Educational opportunities focusing on STEM continue to increase, yet low-income students often are unable to participate due to multiple barriers. Through Women’s Board support, approximately 50 rising 5th and 6th grade Chicago Public Schools students will be granted free access to a two-week, full-day STEM-focused summer camp experience to nurture their interests in the sciences.


Student National Medical Association PSOM Chapter
The Pritzker School of Medicine Southside Free Clinic Initiative
Amount Awarded: $45,000

Awarded to David Fenton, Theodore Lang, Chibueze Agwu, Idris Ayantoye, Amani Allen, and Kofi Acheampong, Medical Students, with Dr. James Woodruff, Dean of Students at the Pritzker School of Medicine

The University of Chicago Pritzker School of Medicine (PSOM) has a longstanding mission to address healthcare disparities and engage with the surrounding neighborhoods.

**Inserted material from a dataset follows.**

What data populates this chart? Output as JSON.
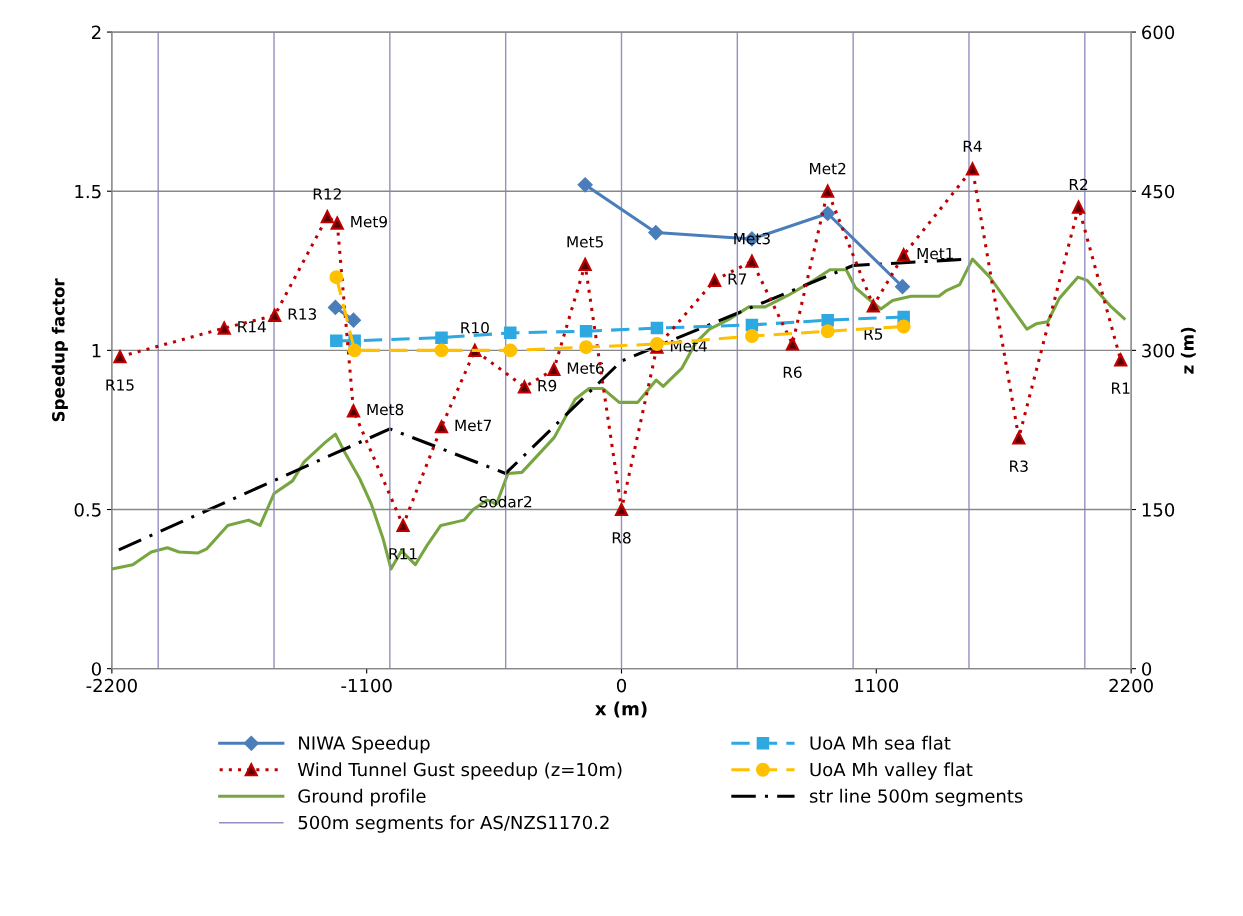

This is evident through the current five student-run free clinics at which Pritzker medical students have the opportunity to volunteer.

However, none of these free clinics directly serve the Black adult population on the South Side of Chicago. Not only are the neighboring communities predominantly composed of Black individuals, but the disparities in healthcare access and services at-large disproportionately affect this same subgroup. The Southside Free Clinic is an initiative started by the Student National Medical Association chapter at the Pritzker School of Medicine to develop a student-run clinic offering free-of-charge primary care medical services to the Black Adult population in the Southside of Chicago. Under the supervision of licensed UChicago Medicine physicians, the Southside Free Clinic will provide preventative care and disease management services while meeting unique health needs of the community.


Child Life and Family Education
EveryMom Chicago Newborn & Postpartum Kits for Women in Underserved Communities
Amount Awarded: $55,000

Awarded to Jennie Ott, Director of Child Life & Family Education, and Jamie Taratoot, Executive Director of EveryMom Chicago

Through partnerships with UChicago Medicine’s Family Birth Center and NICU, EveryMom Chicago delivers essential supplies for the postpartum period to families in need of extra support, including many on Chicago’s South Side. Curated in collaboration with UChicago experts in pediatrics, social work, and child-life, “EveryMom kits” contain key essentials for new mothers to care for their baby and themselves, along with a resource guide connecting them to free resources in their communities. Through the provision of material supplies and information on these additional resources, EveryMom facilitates sustainable maternal care in Chicago communities where such resources are increasingly rare. Women’s Board support will allow EveryMom Chicago to grow and sustain this impactful service for resource-constrained mothers in the communities UChicago serves.